Loi Duplomb : la réintroduction de néonicotinoïdes joue son match retour
La proposition de loi pour réintroduire des néonicotinoïdes en France poursuit son examen en commission des affaires économiques à l’Assemblée nationale ce mardi 13 mai 2025. Les députés du bloc central, partagés entre revendications des syndicats agricoles et opposition des défenseurs de l’environnement, devraient continuer d’y étaler leur division.
Vous devez vous inscrire pour consulter librement tous les articles.
Proposé par le sénateur Laurent Duplomb (LR), ce texte entend « lever les contraintes à l’exercice du métier d’agriculteur ». Il prévoit notamment de réintroduire par dérogation et pour certaines filières (noisette, betterave), l’acétamipride, un produit phytosanitaire de la famille des néonicotinoïdes, interdits en France depuis 2018, mais autorisés en Europe jusqu’en 2033.
Les députés macronistes tiraillés
La semaine dernière, devant la commission du développement durable de l’Assemblée, consultée pour avis sur la plupart des mesures, ce texte a subi un important revers.
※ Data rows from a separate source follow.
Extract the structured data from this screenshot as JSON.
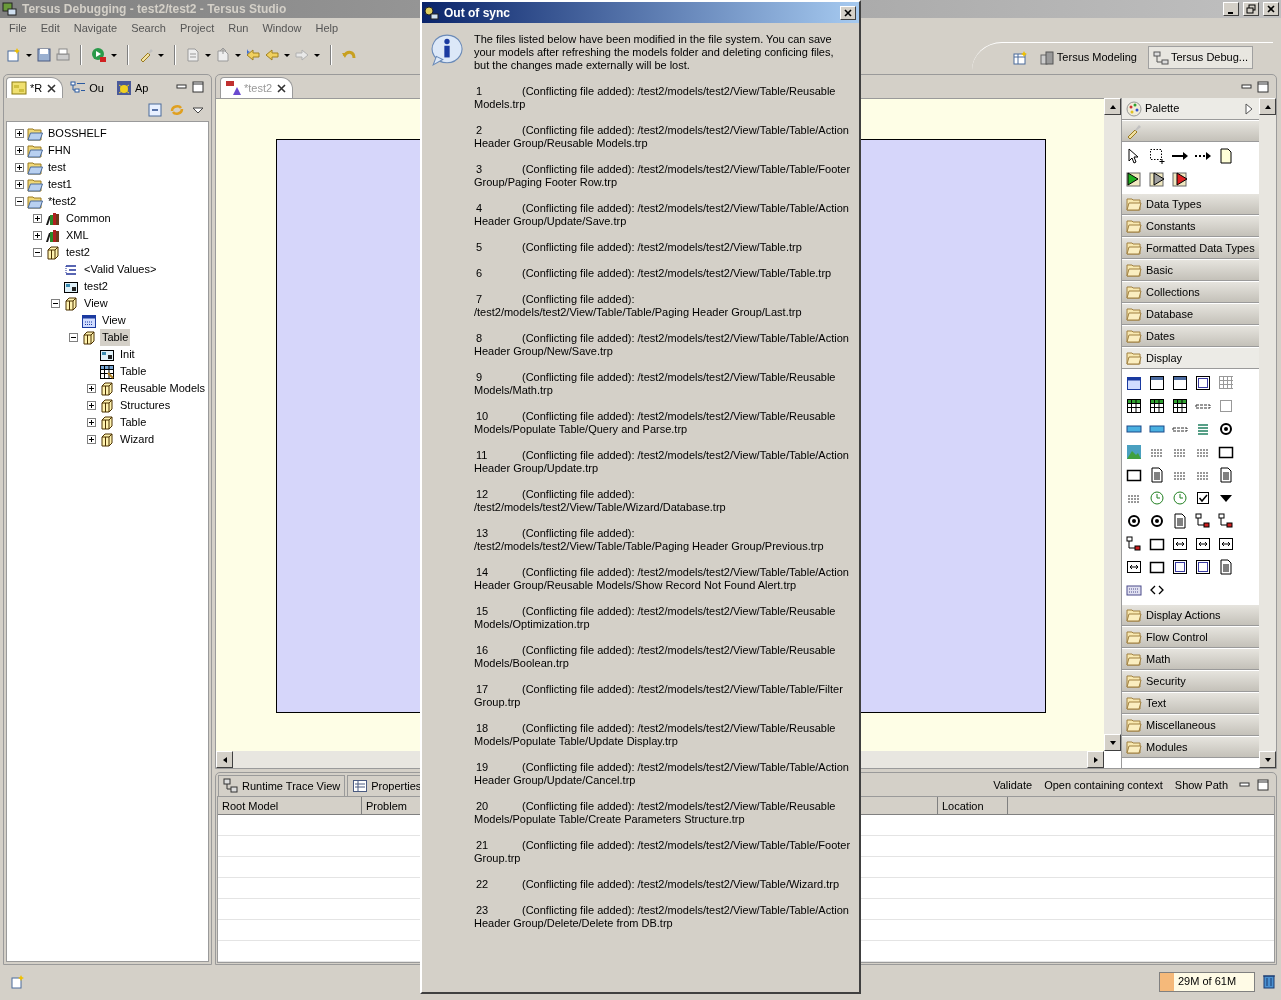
{
  "window": {
    "title": "Tersus Debugging - test2/test2 - Tersus Studio"
  },
  "menu": [
    "File",
    "Edit",
    "Navigate",
    "Search",
    "Project",
    "Run",
    "Window",
    "Help"
  ],
  "perspectives": [
    {
      "label": "Tersus Modeling",
      "selected": false
    },
    {
      "label": "Tersus Debug...",
      "selected": true
    }
  ],
  "left_panel": {
    "tabs": [
      {
        "label": "*R",
        "selected": true
      },
      {
        "label": "Ou",
        "selected": false
      },
      {
        "label": "Ap",
        "selected": false
      }
    ],
    "tree": [
      {
        "label": "BOSSHELF",
        "kind": "folder",
        "expanded": false,
        "selected": false
      },
      {
        "label": "FHN",
        "kind": "folder",
        "expanded": false,
        "selected": false
      },
      {
        "label": "test",
        "kind": "folder",
        "expanded": false,
        "selected": false
      },
      {
        "label": "test1",
        "kind": "folder",
        "expanded": false,
        "selected": false
      },
      {
        "label": "*test2",
        "kind": "folder",
        "expanded": true,
        "selected": false,
        "children": [
          {
            "label": "Common",
            "kind": "library",
            "expanded": false,
            "selected": false
          },
          {
            "label": "XML",
            "kind": "library",
            "expanded": false,
            "selected": false
          },
          {
            "label": "test2",
            "kind": "package",
            "expanded": true,
            "selected": false,
            "children": [
              {
                "label": "<Valid Values>",
                "kind": "values",
                "selected": false
              },
              {
                "label": "test2",
                "kind": "display",
                "selected": false
              },
              {
                "label": "View",
                "kind": "package",
                "expanded": true,
                "selected": false,
                "children": [
                  {
                    "label": "View",
                    "kind": "view",
                    "selected": false
                  },
                  {
                    "label": "Table",
                    "kind": "package",
                    "expanded": true,
                    "selected": true,
                    "children": [
                      {
                        "label": "Init",
                        "kind": "display",
                        "selected": false
                      },
                      {
                        "label": "Table",
                        "kind": "table",
                        "selected": false
                      },
                      {
                        "label": "Reusable Models",
                        "kind": "package",
                        "expanded": false,
                        "selected": false
                      },
                      {
                        "label": "Structures",
                        "kind": "package",
                        "expanded": false,
                        "selected": false
                      },
                      {
                        "label": "Table",
                        "kind": "package",
                        "expanded": false,
                        "selected": false
                      },
                      {
                        "label": "Wizard",
                        "kind": "package",
                        "expanded": false,
                        "selected": false
                      }
                    ]
                  }
                ]
              }
            ]
          }
        ]
      }
    ]
  },
  "editor": {
    "tabs": [
      {
        "label": "*test2",
        "selected": true
      }
    ]
  },
  "palette": {
    "title": "Palette",
    "drawers": [
      {
        "label": "Data Types",
        "expanded": false
      },
      {
        "label": "Constants",
        "expanded": false
      },
      {
        "label": "Formatted Data Types",
        "expanded": false
      },
      {
        "label": "Basic",
        "expanded": false
      },
      {
        "label": "Collections",
        "expanded": false
      },
      {
        "label": "Database",
        "expanded": false
      },
      {
        "label": "Dates",
        "expanded": false
      },
      {
        "label": "Display",
        "expanded": true
      },
      {
        "label": "Display Actions",
        "expanded": false
      },
      {
        "label": "Flow Control",
        "expanded": false
      },
      {
        "label": "Math",
        "expanded": false
      },
      {
        "label": "Security",
        "expanded": false
      },
      {
        "label": "Text",
        "expanded": false
      },
      {
        "label": "Miscellaneous",
        "expanded": false
      },
      {
        "label": "Modules",
        "expanded": false
      }
    ]
  },
  "bottom_panel": {
    "tabs": [
      {
        "label": "Runtime Trace View",
        "selected": false
      },
      {
        "label": "Properties",
        "selected": false
      }
    ],
    "actions": [
      "Validate",
      "Open containing context",
      "Show Path"
    ],
    "columns": [
      "Root Model",
      "Problem",
      "Location"
    ]
  },
  "status_bar": {
    "heap": "29M of 61M",
    "level": 0.15
  },
  "dialog": {
    "title": "Out of sync",
    "message": "The files listed below have been modified in the file system. You can save your models after refreshing the models folder and deleting conficing files, but the changes made externally will be lost.",
    "entries": [
      {
        "number": "1",
        "text": "(Conflicting file added): /test2/models/test2/View/Table/Reusable Models.trp"
      },
      {
        "number": "2",
        "text": "(Conflicting file added): /test2/models/test2/View/Table/Table/Action Header Group/Reusable Models.trp"
      },
      {
        "number": "3",
        "text": "(Conflicting file added): /test2/models/test2/View/Table/Table/Footer Group/Paging Footer Row.trp"
      },
      {
        "number": "4",
        "text": "(Conflicting file added): /test2/models/test2/View/Table/Table/Action Header Group/Update/Save.trp"
      },
      {
        "number": "5",
        "text": "(Conflicting file added): /test2/models/test2/View/Table.trp"
      },
      {
        "number": "6",
        "text": "(Conflicting file added): /test2/models/test2/View/Table/Table.trp"
      },
      {
        "number": "7",
        "text": "(Conflicting file added): /test2/models/test2/View/Table/Table/Paging Header Group/Last.trp"
      },
      {
        "number": "8",
        "text": "(Conflicting file added): /test2/models/test2/View/Table/Table/Action Header Group/New/Save.trp"
      },
      {
        "number": "9",
        "text": "(Conflicting file added): /test2/models/test2/View/Table/Reusable Models/Math.trp"
      },
      {
        "number": "10",
        "text": "(Conflicting file added): /test2/models/test2/View/Table/Reusable Models/Populate Table/Query and Parse.trp"
      },
      {
        "number": "11",
        "text": "(Conflicting file added): /test2/models/test2/View/Table/Table/Action Header Group/Update.trp"
      },
      {
        "number": "12",
        "text": "(Conflicting file added): /test2/models/test2/View/Table/Wizard/Database.trp"
      },
      {
        "number": "13",
        "text": "(Conflicting file added): /test2/models/test2/View/Table/Table/Paging Header Group/Previous.trp"
      },
      {
        "number": "14",
        "text": "(Conflicting file added): /test2/models/test2/View/Table/Table/Action Header Group/Reusable Models/Show Record Not Found Alert.trp"
      },
      {
        "number": "15",
        "text": "(Conflicting file added): /test2/models/test2/View/Table/Reusable Models/Optimization.trp"
      },
      {
        "number": "16",
        "text": "(Conflicting file added): /test2/models/test2/View/Table/Reusable Models/Boolean.trp"
      },
      {
        "number": "17",
        "text": "(Conflicting file added): /test2/models/test2/View/Table/Table/Filter Group.trp"
      },
      {
        "number": "18",
        "text": "(Conflicting file added): /test2/models/test2/View/Table/Reusable Models/Populate Table/Update Display.trp"
      },
      {
        "number": "19",
        "text": "(Conflicting file added): /test2/models/test2/View/Table/Table/Action Header Group/Update/Cancel.trp"
      },
      {
        "number": "20",
        "text": "(Conflicting file added): /test2/models/test2/View/Table/Reusable Models/Populate Table/Create Parameters Structure.trp"
      },
      {
        "number": "21",
        "text": "(Conflicting file added): /test2/models/test2/View/Table/Table/Footer Group.trp"
      },
      {
        "number": "22",
        "text": "(Conflicting file added): /test2/models/test2/View/Table/Wizard.trp"
      },
      {
        "number": "23",
        "text": "(Conflicting file added): /test2/models/test2/View/Table/Table/Action Header Group/Delete/Delete from DB.trp"
      }
    ]
  }
}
Sa présidente, la députée macroniste Sandrine Le Feur, a proposé de supprimer ses dispositions les plus controversées, s’inquiétant d’un texte qui servirait « de cheval de Troie pour affaiblir nos exigences environnementales au nom d’une fausse urgence ».
A contrario, sa consœur, la députée macroniste Anne-Sophie Ronceret, y défendait, à sa suite, un texte qui « répond à un cri du terrain » et « n’oppose pas agriculture et écologie ». Des positions divergentes au sein d’un même groupe, qui a choisi de laisser à ses députés une liberté de vote sur ce texte, à l’instar de celui sur la fin de vie, actuellement débattu dans l’Hémicycle.
Au sein du bloc central, le groupe MoDem est traversé par les mêmes tiraillements. Une réunion est prévue dans la matinée pour trouver une position commune avant l’ouverture des débats en commission des affaires économiques vers 16h15, indique à l’AFP son président de groupe Marc Fesneau.
« Je porte la voix d’un compromis, il faut voter le texte, mais il faut l’aménager pour qu’il puisse être acceptable par le plus grand nombre à l’Assemblée », plaide l’ancien ministre de l’Agriculture. Sur la mesure la plus sensible, la réintroduction dérogatoire de l’acétamipride, « je ne suis pas pour une suppression pure et simple », mais « pousse un amendement pour clarifier ce qui est une filière en impasse », explique Marc Fesneau.
La mise en garde des syndicats agricoles
Au sein de l’exécutif, qui a décidé d’inscrire le texte à l’agenda de l’Assemblée nationale, et garde en tête le mouvement de colère du monde agricole du début de 2024, les inquiétudes sont fortes, selon plusieurs sources. Les débats y seront regardés avec attention. D’autant que la FNSEA et Jeunes Agriculteurs (JA), après le revers essuyé sur le texte en commission du développement durable, se sont fendus d’un communiqué pour partager leur « déception immense » menaçant d’une « réaction » à « la hauteur » de la « trahison » des députés.
Dans la foulée, le Rassemblement national affirmait défendre « seul contre tous » les agriculteurs. « Sur la loi Duplomb, les agriculteurs l’attendent, et chez nous, on en a besoin pour dégager le RN », s’inquiète une députée des LR.
Un rapport de force plus favorable
Le rapport de force devrait être plus favorable au soutien du texte mardi : « Il y a la commission du développement durable, où certains se croient les gardiens du temple d’une forme d’écologie. Et après, il y a la commission des affaires économiques, pour qui l’agriculture est quand même un sujet sur le fond, qui, elle, regardera les choses de manière pragmatique et scientifique », croit le député Henri Alfandari (Horizons).
« Tout va dépendre » de la position du bloc central, selon l’écologiste Charles Fournier dont le groupe a déposé des centaines d’amendements pour tenter de modifier ce texte qu’il estime dangereux. Ce sont eux qui feront la bascule. » L’élu s’inquiète d’une « offensive à leur droite, et à l’extrême droite qui sera plus forte », et à laquelle s’ajoutent « les coups de semonce » de syndicats agricoles.
« Les menaces de réaction, on ne sait pas lesquelles elles seront, mais on peut s’attendre à du fumier devant un certain nombre de permanences », ajoute Charles Fournier. À l’inverse, plusieurs ONG de défense de l’environnement, à l’image de Générations Futures, ont appelé les députés « à se montrer dignes des alertes scientifiques, citoyennes et paysannes », et à « montrer qu’une autre voie pour l’agriculture est possible ».
L’examen du texte dans l’Hémicycle est prévu à la fin de mai. Avec un vote, probable durant le week-end de l’ascension, où la mobilisation des différents camps est difficilement prévisible.